Representatives of this species grow as a rosette herbaceous plant that spans from 10 to 29 centimeters. The stem axis alone reaches a length of approximately 2 to 4 centimeters. Its leaves are red, and in the plant's drooping age, the length of the leaves can be 10 to 12 centimeters. The petioles can be 6 to 7 centimeters in length and 1 mm in width. The leaf has a different texture on each side; the abaxial (top) side of the leaf is hairy while the adaxial (bottom) side is smooth. The leaf's blade has an inversely-ovate to oblong-round shape and is approximately 4 to 7 centimeters long and approximately 1 millimeter wide. The upper sides of the leaves have a hairy, shaggy texture with glandular hairs, while the undersides of the leaves have thread-like trichomes that measure 2 to 2.5 millimeters long and are of golden color. The stipules are rectangular and have membranous schlitzblättrig with the slit measuring up to 7 millimeters long and about 6 millimeters wide.

==Flowers and fruit==
The Drosera peruensis plant begins to blossom during the fall season, around October. Flower heads, 10 to 18 centimeters long, can grow two to four flowers which feature red, thread-like trichomes. The inflorescence axis is 3.5 to 6 centimeters long, attached to a reddish pedicel. Its sepals are also light red in color and are fused together. Each of its lobes is oblong-round in shape and measures 4 millimeters long and 1.5 millimeters wide, filled with reddish trichomes. The petals may be either white or red in color, and its ovary is composed of three carpels. The plant has three pistils that are bifurcated from the base and has six scars that clavate. The seeds from the plant are an oblong-round shape, and the surface is reticulated.

==Carnivory==
Drosera peruensis relies on glandular hairs to trap its prey, then rolls up the edges of the leaf to consume it. These hairs act as a kind of glue that ensnares the prey. This mechanism is comparable to those of other carnivorous plants such as the Venus flytrap (Dionaea), though the entrapment occurs at a relatively slower rate, and the movement of the enfolding leaves differs. After the prey has been pinned down by the glandular hairs, the stalked glands produce digestive enzymes, including protease and phosphatase to break down the prey. The digestive fluids work on breaking down the fleshy internal part of the prey into a “nutrient soup” which is then absorbed by the plant. After the digestion and absorption of the prey are complete, the leaf returns to its ready state. The exoskeleton of the prey remains on the leaf unless the rainfall washes it away.
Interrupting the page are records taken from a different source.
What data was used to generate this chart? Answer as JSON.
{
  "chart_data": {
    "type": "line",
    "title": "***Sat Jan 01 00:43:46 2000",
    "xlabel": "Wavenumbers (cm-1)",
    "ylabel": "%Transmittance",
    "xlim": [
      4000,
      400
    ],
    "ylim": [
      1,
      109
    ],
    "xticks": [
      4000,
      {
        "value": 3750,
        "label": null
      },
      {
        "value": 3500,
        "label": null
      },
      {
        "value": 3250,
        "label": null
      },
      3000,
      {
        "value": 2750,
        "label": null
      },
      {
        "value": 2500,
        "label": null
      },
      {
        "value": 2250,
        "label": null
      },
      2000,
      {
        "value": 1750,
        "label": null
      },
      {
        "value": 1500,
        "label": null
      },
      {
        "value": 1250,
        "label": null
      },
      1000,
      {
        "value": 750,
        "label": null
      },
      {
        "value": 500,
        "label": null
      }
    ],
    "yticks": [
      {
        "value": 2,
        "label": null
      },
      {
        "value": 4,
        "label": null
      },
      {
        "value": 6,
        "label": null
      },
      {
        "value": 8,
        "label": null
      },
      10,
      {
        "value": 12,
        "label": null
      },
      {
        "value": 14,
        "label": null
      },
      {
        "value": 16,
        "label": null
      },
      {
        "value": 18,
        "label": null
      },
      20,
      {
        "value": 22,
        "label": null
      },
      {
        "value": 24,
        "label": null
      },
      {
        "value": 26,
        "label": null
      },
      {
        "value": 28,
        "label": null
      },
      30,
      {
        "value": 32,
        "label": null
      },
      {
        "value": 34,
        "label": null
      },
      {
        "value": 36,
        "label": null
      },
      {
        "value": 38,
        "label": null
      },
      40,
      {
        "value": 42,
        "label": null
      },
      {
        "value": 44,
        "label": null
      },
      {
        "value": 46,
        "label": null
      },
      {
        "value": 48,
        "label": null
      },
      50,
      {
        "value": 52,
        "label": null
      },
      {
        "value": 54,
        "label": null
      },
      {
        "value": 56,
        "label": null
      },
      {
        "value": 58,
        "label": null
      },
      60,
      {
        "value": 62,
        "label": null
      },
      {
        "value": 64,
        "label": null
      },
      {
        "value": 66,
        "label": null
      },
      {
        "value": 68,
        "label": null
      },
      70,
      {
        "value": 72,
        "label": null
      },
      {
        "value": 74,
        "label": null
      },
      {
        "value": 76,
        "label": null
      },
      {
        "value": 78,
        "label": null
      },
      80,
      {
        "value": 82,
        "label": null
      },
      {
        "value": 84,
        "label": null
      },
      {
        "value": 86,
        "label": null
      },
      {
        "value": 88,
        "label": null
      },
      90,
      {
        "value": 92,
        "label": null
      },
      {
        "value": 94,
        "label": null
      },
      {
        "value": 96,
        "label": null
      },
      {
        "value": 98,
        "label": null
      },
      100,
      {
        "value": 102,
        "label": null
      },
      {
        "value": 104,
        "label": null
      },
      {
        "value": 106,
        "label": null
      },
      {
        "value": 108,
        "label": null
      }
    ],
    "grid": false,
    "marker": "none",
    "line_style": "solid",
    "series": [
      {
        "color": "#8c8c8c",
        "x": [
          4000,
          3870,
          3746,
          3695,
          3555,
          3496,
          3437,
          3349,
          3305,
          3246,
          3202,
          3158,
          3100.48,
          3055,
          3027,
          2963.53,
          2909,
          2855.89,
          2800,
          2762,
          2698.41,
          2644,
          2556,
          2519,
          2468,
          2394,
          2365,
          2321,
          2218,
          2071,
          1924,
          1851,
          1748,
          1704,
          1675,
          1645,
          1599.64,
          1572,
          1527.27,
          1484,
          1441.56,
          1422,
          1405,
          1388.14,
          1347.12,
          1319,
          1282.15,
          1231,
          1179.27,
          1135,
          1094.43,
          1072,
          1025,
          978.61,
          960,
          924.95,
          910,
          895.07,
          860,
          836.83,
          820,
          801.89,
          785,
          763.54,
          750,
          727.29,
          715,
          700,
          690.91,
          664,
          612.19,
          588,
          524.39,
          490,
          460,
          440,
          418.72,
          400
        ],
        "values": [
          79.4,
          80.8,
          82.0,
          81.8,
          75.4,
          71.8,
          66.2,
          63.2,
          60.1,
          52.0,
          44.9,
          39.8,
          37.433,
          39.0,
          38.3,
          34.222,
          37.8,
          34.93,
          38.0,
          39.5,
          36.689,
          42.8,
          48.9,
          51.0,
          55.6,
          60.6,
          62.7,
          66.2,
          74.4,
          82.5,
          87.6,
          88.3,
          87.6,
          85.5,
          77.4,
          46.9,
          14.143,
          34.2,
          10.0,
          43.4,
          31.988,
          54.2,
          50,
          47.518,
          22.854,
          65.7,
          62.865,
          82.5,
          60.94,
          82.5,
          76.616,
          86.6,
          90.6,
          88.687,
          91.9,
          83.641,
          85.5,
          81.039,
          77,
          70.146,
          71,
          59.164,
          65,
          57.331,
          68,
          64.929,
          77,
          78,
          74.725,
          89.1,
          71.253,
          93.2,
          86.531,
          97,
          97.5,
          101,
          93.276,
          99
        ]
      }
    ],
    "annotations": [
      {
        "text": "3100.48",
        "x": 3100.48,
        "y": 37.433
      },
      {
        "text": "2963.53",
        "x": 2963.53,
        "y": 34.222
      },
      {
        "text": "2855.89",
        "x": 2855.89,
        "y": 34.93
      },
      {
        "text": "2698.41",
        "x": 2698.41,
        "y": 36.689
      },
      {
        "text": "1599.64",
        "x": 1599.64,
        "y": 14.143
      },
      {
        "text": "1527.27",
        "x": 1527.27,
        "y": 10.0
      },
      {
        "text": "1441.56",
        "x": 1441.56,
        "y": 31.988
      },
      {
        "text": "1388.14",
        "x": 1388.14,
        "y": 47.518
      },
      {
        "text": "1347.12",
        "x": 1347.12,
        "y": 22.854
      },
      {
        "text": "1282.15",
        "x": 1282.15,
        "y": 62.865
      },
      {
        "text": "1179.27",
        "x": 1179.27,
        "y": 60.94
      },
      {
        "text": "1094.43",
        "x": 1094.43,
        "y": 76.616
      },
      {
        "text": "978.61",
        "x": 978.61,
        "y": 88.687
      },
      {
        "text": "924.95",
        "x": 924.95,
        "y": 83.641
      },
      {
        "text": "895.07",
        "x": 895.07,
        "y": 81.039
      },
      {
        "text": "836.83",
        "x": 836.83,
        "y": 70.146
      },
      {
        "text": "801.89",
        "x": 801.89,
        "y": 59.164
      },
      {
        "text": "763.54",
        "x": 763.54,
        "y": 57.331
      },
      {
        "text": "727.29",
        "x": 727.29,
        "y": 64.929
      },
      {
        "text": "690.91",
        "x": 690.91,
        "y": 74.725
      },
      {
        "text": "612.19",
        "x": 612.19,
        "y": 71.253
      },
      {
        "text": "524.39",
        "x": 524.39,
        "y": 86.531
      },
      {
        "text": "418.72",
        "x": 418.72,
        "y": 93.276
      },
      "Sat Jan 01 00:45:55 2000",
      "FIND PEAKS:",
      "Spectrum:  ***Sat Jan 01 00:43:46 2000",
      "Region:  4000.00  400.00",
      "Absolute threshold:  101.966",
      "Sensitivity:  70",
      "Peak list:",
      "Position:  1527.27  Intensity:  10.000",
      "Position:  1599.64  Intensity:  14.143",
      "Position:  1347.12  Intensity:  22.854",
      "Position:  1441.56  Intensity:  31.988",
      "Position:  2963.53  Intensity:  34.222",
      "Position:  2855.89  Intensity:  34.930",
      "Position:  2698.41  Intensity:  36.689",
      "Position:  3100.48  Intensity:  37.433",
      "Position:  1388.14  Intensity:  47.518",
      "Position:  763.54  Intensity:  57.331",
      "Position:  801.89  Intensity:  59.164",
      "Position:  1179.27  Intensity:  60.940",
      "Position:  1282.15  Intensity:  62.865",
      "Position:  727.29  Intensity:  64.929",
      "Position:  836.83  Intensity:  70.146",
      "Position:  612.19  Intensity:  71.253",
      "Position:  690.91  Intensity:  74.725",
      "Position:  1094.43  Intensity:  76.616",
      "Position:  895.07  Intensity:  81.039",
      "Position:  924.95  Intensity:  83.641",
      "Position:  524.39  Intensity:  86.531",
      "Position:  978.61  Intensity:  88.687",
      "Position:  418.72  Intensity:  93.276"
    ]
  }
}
==Comparison to other Drosera species==
The main characteristics used to describe the taxonomy of Drosera species include traits such as the shape of the leaf, the style number, morphology, and the presence or absence of stipules, or specialized organs (i.e. tubers or gemmae). Over many years, new Drosera species have been identified by examining characteristics including chromosome numbers, pollen morphology, secondary compounds, and seed germination types. Drosera peruensis is relatively recently characterised.

==Medicinal==
Similar to other species, Drosera peruensis contains medicinally-active compounds that are found in other sundews.

==Ornamental==
Drosera peruensis can be used as an ornamental plant because of its aesthetic qualities. Cultivation differs between Drosera species.